In this paper, we show that cross-border portfolio flows around the peak of the European Crisis induced households to rebalance their portfolios toward housing. Estimating difference-in-differences regressions around Draghi's “Whatever It Take” speech in July 2012 with household data from the ECB's Household Finance and Consumption Survey, we find that portfolio inflows induce households with larger ex-ante bond and equity shares to rebalance more strongly toward housing. The effect is not driven by higher pre-treatment access to credit or higher credit growth during the treatment period and is stronger for wealthier and less risk-averse households.
(拙訳)
本稿で我々は、欧州危機のピーク前後の国境を越えたポートフォリオの流れによって、家計が自分のポートフォリオを住宅のウエイトを高める方向にリバランスしたことを示す。我々は、2012年7月のドラギの「なんでもやる」講演の前後の期間においてECBの家計財務・消費調査*1の家計データで差の差回帰を推計し、ポートフォリオ流入が、株債の事前比率が大きかった家計に住宅のウエイトを高める方向へのリバランスを促したことを見い出した。その効果は、対象期間以前の信用へのアクセスが高かったことや、対象期間中の高い信用の伸びによって引き起こされたものではなく、より裕福でリスク回避度の低い家計で強かった。
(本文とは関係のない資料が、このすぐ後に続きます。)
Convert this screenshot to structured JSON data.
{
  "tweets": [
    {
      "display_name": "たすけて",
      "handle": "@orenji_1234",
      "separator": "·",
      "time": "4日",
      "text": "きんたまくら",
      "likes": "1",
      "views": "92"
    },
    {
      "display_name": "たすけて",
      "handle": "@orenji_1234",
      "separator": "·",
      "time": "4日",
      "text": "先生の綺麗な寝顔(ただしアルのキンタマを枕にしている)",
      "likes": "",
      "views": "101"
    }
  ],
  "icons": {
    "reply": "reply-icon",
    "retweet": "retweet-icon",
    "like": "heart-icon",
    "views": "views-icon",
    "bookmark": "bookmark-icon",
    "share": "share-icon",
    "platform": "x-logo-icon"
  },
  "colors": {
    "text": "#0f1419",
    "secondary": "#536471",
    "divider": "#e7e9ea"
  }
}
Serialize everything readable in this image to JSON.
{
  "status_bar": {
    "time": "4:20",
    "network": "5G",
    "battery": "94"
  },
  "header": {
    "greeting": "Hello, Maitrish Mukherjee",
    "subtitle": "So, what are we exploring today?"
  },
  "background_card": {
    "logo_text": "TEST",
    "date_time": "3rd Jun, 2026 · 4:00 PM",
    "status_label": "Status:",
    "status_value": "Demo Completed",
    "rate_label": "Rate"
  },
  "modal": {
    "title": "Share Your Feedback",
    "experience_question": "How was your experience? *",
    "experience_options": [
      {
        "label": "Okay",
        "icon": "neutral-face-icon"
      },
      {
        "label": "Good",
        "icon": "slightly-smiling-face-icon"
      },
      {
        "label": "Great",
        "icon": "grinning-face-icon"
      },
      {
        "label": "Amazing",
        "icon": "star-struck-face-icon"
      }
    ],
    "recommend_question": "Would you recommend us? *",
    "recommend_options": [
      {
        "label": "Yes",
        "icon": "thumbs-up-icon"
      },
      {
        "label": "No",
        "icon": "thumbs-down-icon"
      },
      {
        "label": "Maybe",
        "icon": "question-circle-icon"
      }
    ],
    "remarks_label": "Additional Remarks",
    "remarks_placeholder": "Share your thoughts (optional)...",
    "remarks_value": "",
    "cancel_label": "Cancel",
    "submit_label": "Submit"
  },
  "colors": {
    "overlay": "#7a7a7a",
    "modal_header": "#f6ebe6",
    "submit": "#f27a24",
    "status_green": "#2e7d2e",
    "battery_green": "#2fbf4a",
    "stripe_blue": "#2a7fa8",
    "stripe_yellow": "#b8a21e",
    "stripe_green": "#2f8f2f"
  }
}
本文によると、ポートフォリオ流入が大きいと、海外投資家が国内の株債の投資を増やし、両資産の期待収益が下がるため、リバランスを引き起こすとのこと。また、ポートフォリオの流出が小さいと、国内投資家が海外の投資を引き揚げて国内の株債の投資を増やすことにより、同じ効果が生じるとの由。
欧州の周辺国と中核国を比較すると、中核国での効果が大きかったという。欧州危機のピーク時には周辺国の経済改善見通しの方が強かったことから、このことは、同効果が経済の改善見通しによるものではないことを示している、とのことである。では、なぜ中核国で効果が大きかったかというと、前回紹介論文におけるドイツのように、賃貸への税制のインセンティブによるものではないか、と著者たちは推測している。それと関連する話として、周辺国では持ち家比率が高く、賃貸市場が小さいため、投資目的のセカンドハウスにリバランスする余地が限られている、と著者たちは指摘している。そのほか、中核国の家計の株債市場へのエクスポージャーが大きいことも一因だろう、との由。